National Party leader Judith Collins is distancing herself from ACT leader David Seymour, after he posted a vaccine access code intended to help lift Māori vaccination rates.
"If you're worried about vaccination waiting times, you no longer need to make an appointment," Seymour wrote on Twitter. "All you need to do is use this access code."
The code was from Whanau Ora services provider Te Whānau o Waipareira, which is running COVID-19 vaccination clinics. Māori vaccination rates have lagged behind Pakeha, despite the threat posed by the ultra-contagious Delta variant currently spreading through Auckland.
Seymour's tweet caused outrage - Waipareira chief executive John Tamihere said Seymour was showing "his entitlement, his privilege and his disdain for vulnerable New Zealand communities", National Māori Authority chair Matthew Tukaki told him to "f**k off" and Māori Party co-leader Debbie Ngarewa-Packer said she was "disgusted".
Newshub political editor Tova O'Brien called him a "cockwomble". Asked if Seymour was a hero, a cockwomble or just irresponsible, Collins said they were "awful choices" to pick from.

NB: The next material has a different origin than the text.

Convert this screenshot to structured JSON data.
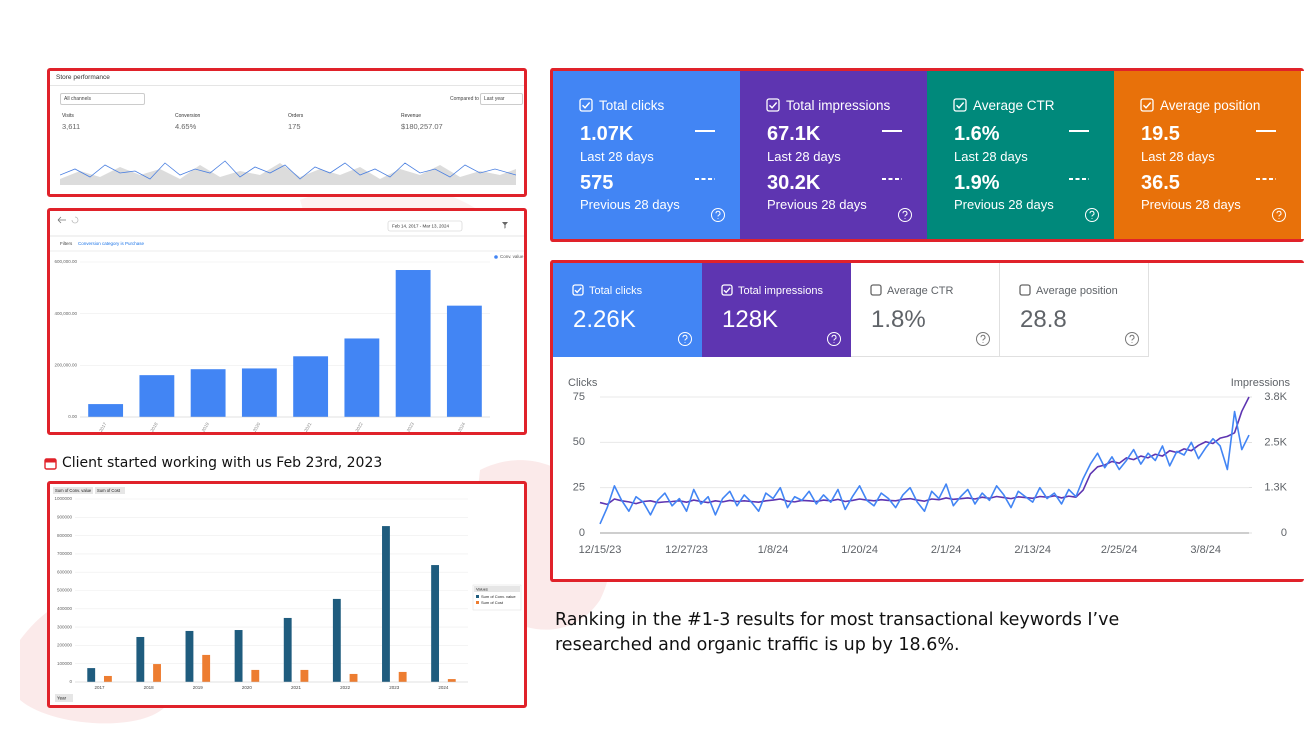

"David has to answer for himself. He's an adult. He's the leader of his own party. I'm thankfully neither his mother nor the leader of his party.
"And I just think, he's - the best thing I say to people is get as many people vaccinated as we can. If you're dealing with people who can be a bit hard to reach sometimes with vaccination messages, you do whatever it takes because COVID doesn't discriminate."
ACT has previously questioned why other groups - such as police - weren't prioritised for access to the vaccine.
Its own proposed vaccine rollout plan, released in March, called for "people from vulnerable or at risk populations" - including Māori and Pasifika 55 and over - to get early access to vaccines "overlapping" with MIQ and border workers and over-65s (of other ethnicities). After that, ACT's plan said "other at-risk populations'' should be prioritised - which is largely how the Government's rollout has proceeded.
But Māori haven't been rushing to get jabs, with just 20.8 percent of those eligible now fully vaccinated compared to 35.8 percent of Asian people and 33.7 percent Pakeha. Pasifika also trail, with 28.3 percent fully vaccinated.
Experts say minority communities like Māori and Pasifika are at higher risk of hospitalisation or death if they contract the disease, due to typically poorer living conditions, lack of access to medical services and underlying health conditions.
"All humans age, and receive different treatment at different stages of life, that’s biology," Seymour told Newshub, adding that some Māori had received the code even if they had already been vaccinated.
"Crudely profiling people based on their ethnic group is racism... It is absurd that I could qualify based on my Māori heritage, but a person with identical risk with a different ancestry could not. That’s why this policy is crude and race-based."
Collins said vaccination providers offering easier access to Māori was fine by National. Whanau Ora, after all, was set up under a National-led Government.
"It's Waipareira Trust, which is a Whanau Ora provider, wanting to encourage Māori to get vaccinated. Look, Māori being not vaccinated is a problem for everybody in the community.
"So my view is you just do what it takes. The National Party is not particularly ideologically-based; we're a very pragmatic party and that's our number one principal. Sort out what needs being done, and then just do it."
As for O'Brien's comment he's a "cockwomble", Seymour said it was a "real pity for the integrity of journalism".
"I often stand up for journalists when the public say they are biased, explaining they have a tough job, but O’Brien’s behaviour just takes us back to square one."
He did agree with Collins on one thing however: "It's good she's not my mother."